Diante desse quadro, todos os especialistas concordam que melhorar a mobilidade urbana é fundamental para aumentar a produtividade e a qualidade de vida. O problema é que o Brasil investe muito pouco em mobilidade urbana. Segundo um levantamento da consultoria Inter.B, em 2017 esse investimento foi de apenas 7,9 bilhões de reais, ou 0,12% do PIB. Nesse ritmo, o país levaria 32 anos para ter um transporte público satisfatório. “Nós investimos pouco e investimos mal, porque, para resolver a crise de mobilidade urbana, é preciso um planejamento no âmbito metropolitano, o que não é feito”, diz Claudio Frischtak, presidente e fundador da Inter.B.
Mas qual seria o tamanho ideal de uma boa rede de transporte público no Brasil? Um estudo de especialistas do Banco Nacional de Desenvolvimento Econômico e Social analisou as 15 maiores regiões metropolitanas e chegou a um resultado que serve de indicativo. O Brasil deveria construir pelo menos 381 quilômetros de metrô, 88 quilômetros de trens urbanos, 800 quilômetros de BRTs e 365 quilômetros de VLTs (os bondes modernos) para atingir uma cobertura adequada em suas maiores cidades. O custo estimado para fazer essas vias é de 234 bilhões de reais. Embora seja um valor alto, seria possível zerar esse déficit de transporte público em uma década investindo 25 bilhões de reais por ano.
Para efeito de comparação, apenas os projetos de lei de renúncia fiscal que tramitaram pelo Congresso em julho podem ter um impacto de 100 bilhões de reais no orçamento federal, o suficiente para pagar boa parte do investimento. “Sempre se tem a impressão de que o orçamento vai dar conta de tudo, mas chegamos a um ponto em que o governo quebrou. É preciso buscar uma saída para financiar as obras dentro de um jogo de mercado”, diz Paulo Resende, professor especializado em planejamento de transporte urbano na Fundação Dom Cabral.
A construção do metrô não precisa ser bancada apenas pelo poder público. Uma parte pode ser paga com a exploração imobiliária dos terrenos onde são construídas as estações.
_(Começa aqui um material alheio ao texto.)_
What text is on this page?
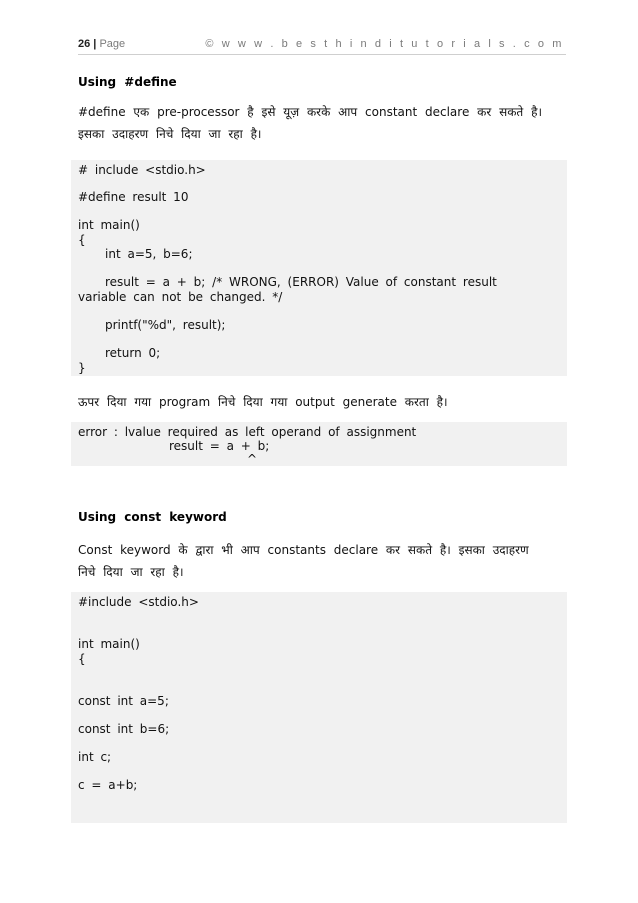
26 | Page	© w w w . b e s t h i n d i t u t o r i a l s . c o m
Using #define
#define एक pre-processor है इसे यूज़ करके आप constant declare कर सकते है।
इसका उदाहरण निचे दिया जा रहा है।
# include <stdio.h>
#define result 10
int main()
{
int a=5, b=6;
result = a + b; /* WRONG, (ERROR) Value of constant result
variable can not be changed. */
printf("%d", result);
return 0;
}
ऊपर दिया गया program निचे दिया गया output generate करता है।
error : lvalue required as left operand of assignment
result = a + b;
^
Using const keyword
Const keyword के द्वारा भी आप constants declare कर सकते है। इसका उदाहरण
निचे दिया जा रहा है।
#include <stdio.h>
int main()
{
const int a=5;
const int b=6;
int c;
c = a+b;
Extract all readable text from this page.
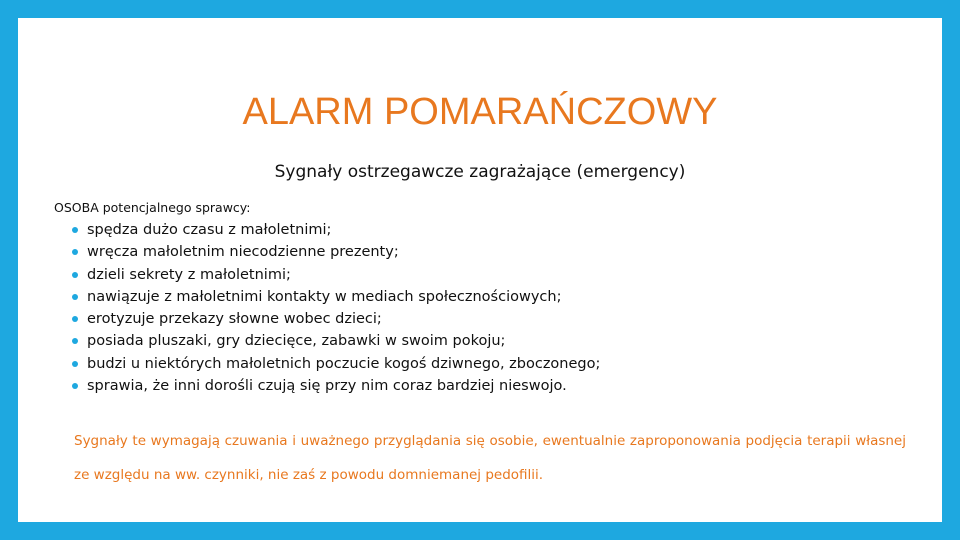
ALARM POMARAŃCZOWY
Sygnały ostrzegawcze zagrażające (emergency)
OSOBA potencjalnego sprawcy:
spędza dużo czasu z małoletnimi;
wręcza małoletnim niecodzienne prezenty;
dzieli sekrety z małoletnimi;
nawiązuje z małoletnimi kontakty w mediach społecznościowych;
erotyzuje przekazy słowne wobec dzieci;
posiada pluszaki, gry dziecięce, zabawki w swoim pokoju;
budzi u niektórych małoletnich poczucie kogoś dziwnego, zboczonego;
sprawia, że inni dorośli czują się przy nim coraz bardziej nieswojo.
Sygnały te wymagają czuwania i uważnego przyglądania się osobie, ewentualnie zaproponowania podjęcia terapii własnej ze względu na ww. czynniki, nie zaś z powodu domniemanej pedofilii.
Esse é um modelo comum ao redor do mundo. O maior exemplo é o de Hong Kong, onde o metrô é operado e construído pela empresa MTR. Na ex-colônia britânica, o governo local garante à MTR o direito de explorar comercialmente o entorno das estações. Por isso, é comum ver paradas do metrô em grandes complexos comerciais e residenciais. O dinheiro da venda e do aluguel desses imóveis retorna para a MTR, que o usa para custear as obras. Ao todo, a empresa já construiu mais de 9.000 apartamentos e 13 shopping centers em Hong Kong. “Se for feito um bom planejamento, o entorno das estações vai trazer um benefício muito maior para toda a comunidade, e não apenas para os passageiros do metrô”, diz o britânico Jeremy Long, presidente da MTR para a Europa.
Hoje, a MTR é uma das mais bem-sucedidas operadoras de metrô do mundo. Seus trens rodam com quase 100% de pontualidade, e em 2017 a empresa teve lucro de 2 bilhões de dólares. O sucesso levou a MTR a buscar mercados no exterior. Ela opera linhas na Austrália, na Suécia e em cidades da China (Pequim, Shenzhen e Hangzhou). Mas seu contrato internacional de maior visibilidade é a Linha Elizabeth, em Londres.
Mas os trens e o metrô continuam sendo a espinha dorsal do transporte em massa da cidade, porque apenas eles conseguem carregar um volume tão grande de pessoas numa velocidade tão rápida. Os caminhos seguidos em Londres não deixam de ser uma referência para pensar em soluções para as metrópoles brasileiras.